Plusieurs Cubains interpellés par des agents fédéraux après avoir quitté leurs audiences au tribunal de l'immigration de Miami

Les arrestations, effectuées par des officiers en civil, ont eu lieu dans les couloirs du tribunal.


Plusieurs citoyens cubains ont été arrêtés ce mercredi par des agents de l'ICE après s'être présentés à des audiences de routine au tribunal de l'immigration du centre de Miami, où ils espéraient faire progresser leurs procédures légales.

Les arrestations, effectuées par des agents en civil, ont eu lieu dans les couloirs du tribunal immédiatement après que les juges ont rejeté leurs affaires, lors d'une opération qui a également conduit à l'arrestation d'au moins deux autres personnes, dont une d'origine colombienne.

Des reporters du Miami Herald ont vu comment les agents se sont postés pendant des heures à l'intérieur du bâtiment, attendant la fin des auditions pour agir.

Le cas du premier cubain : Entre l'espoir de résidence et la détention

Un des hommes arrêtés était un Cubain qui avait comparu devant le juge Rico Sogocio.
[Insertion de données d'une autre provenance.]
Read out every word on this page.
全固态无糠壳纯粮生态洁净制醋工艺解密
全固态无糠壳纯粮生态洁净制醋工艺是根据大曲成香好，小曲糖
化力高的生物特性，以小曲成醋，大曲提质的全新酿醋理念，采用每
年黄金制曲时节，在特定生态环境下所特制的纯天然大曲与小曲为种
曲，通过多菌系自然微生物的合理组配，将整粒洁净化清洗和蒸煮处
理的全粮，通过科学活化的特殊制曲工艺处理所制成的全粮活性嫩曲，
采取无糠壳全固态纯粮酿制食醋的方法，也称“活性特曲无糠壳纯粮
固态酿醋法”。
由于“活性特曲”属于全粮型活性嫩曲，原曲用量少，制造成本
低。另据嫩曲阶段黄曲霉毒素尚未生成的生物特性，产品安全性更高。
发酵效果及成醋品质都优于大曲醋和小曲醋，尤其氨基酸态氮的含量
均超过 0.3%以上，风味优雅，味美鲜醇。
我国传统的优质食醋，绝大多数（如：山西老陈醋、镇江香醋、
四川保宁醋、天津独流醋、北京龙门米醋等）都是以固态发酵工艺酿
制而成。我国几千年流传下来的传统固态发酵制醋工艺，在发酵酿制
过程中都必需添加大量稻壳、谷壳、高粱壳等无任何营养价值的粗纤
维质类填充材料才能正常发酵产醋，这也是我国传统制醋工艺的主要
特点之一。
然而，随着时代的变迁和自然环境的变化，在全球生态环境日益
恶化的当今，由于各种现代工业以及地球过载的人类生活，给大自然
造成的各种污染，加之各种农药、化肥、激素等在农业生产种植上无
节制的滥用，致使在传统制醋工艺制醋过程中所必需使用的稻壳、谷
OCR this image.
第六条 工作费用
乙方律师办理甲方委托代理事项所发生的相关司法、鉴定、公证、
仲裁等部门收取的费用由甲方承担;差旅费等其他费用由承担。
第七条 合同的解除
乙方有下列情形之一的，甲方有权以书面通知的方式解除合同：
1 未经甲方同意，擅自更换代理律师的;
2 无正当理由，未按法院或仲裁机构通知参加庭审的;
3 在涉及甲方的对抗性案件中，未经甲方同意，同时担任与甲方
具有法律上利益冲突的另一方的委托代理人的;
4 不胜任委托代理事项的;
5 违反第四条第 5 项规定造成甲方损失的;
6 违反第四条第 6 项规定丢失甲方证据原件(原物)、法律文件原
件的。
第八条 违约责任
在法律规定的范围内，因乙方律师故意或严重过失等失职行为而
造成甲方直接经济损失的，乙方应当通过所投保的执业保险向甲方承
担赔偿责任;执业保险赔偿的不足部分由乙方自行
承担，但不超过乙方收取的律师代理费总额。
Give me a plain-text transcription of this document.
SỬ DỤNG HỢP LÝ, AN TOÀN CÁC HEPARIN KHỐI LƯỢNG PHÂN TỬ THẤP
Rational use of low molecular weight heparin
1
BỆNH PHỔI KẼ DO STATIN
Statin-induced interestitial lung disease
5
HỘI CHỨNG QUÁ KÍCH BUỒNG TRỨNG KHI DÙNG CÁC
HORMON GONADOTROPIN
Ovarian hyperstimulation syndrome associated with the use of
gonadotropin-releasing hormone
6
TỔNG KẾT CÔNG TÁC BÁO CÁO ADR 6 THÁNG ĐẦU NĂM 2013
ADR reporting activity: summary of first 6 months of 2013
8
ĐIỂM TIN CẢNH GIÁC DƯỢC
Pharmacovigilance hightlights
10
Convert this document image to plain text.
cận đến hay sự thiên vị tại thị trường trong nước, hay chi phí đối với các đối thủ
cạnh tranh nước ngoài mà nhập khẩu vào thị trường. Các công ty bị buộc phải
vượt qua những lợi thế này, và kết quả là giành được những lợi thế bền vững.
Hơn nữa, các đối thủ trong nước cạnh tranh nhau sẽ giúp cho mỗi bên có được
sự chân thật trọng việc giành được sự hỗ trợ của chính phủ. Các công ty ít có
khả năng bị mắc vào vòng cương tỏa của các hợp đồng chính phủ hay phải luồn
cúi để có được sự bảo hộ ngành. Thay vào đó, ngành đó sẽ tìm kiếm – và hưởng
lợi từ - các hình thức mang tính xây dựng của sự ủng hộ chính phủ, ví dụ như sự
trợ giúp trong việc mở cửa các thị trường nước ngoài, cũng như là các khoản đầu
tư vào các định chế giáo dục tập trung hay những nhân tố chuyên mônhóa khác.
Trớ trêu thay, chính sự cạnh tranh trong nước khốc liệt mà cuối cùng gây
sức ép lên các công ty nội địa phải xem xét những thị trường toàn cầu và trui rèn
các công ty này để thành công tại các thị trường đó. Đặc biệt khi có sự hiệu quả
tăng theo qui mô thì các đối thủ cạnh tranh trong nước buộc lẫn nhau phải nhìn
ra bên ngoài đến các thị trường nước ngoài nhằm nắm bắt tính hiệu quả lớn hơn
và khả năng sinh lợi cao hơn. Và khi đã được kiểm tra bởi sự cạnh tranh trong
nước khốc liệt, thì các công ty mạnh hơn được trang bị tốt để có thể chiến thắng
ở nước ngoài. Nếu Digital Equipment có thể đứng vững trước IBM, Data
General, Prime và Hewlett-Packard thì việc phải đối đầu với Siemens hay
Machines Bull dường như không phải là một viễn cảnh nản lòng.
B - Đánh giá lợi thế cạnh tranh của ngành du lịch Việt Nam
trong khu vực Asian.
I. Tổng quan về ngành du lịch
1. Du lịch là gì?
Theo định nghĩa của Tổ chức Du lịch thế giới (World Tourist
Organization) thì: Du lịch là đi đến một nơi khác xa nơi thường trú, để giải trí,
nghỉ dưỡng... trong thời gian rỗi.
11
Lors de son audience, le juge lui a indiqué qu'il devait demander un document de libération conditionnelle comme partie de son processus vers la résidence légale, en se basant sur la Loi d'Ajustement Cubain, qui permet de demander la résidence après un an et un jour dans le pays.

L'homme a expliqué qu'il avait déjà entamé le processus, mais qu'il ne disposait que d'un formulaire I-220A, un document qui est habituellement remis en franchissant la frontière et qui n'est pas valable pour demander une "green card" en vertu de cette loi.

En sortant de la salle avec sa femme et sa fille, il a été abordé par plusieurs agents de l'ICE qui l'ont informé qu'il allait être arrêté.

Sa femme et sa fille, qui ont demandé à ne pas être identifiées, ont assuré au média cité que l'homme avait besoin de médicaments pour son diabète et qu'il était encore en train de régler ses démarches migratoires.

“Il n'est pas illégal. Je veux comprendre”, aurait déclaré sa fille visiblement angoissée. Un agent a promis de l'appeler avant la fin de la journée pour lui donner des informations, tandis qu'un autre a indiqué que le détenu serait traité dans les bureaux de l'ICE à Miramar.

Un deuxième cas

Quelques instants plus tard, un autre homme cubain qui avait franchi la frontière avec le Mexique en 2021 a également été menotté.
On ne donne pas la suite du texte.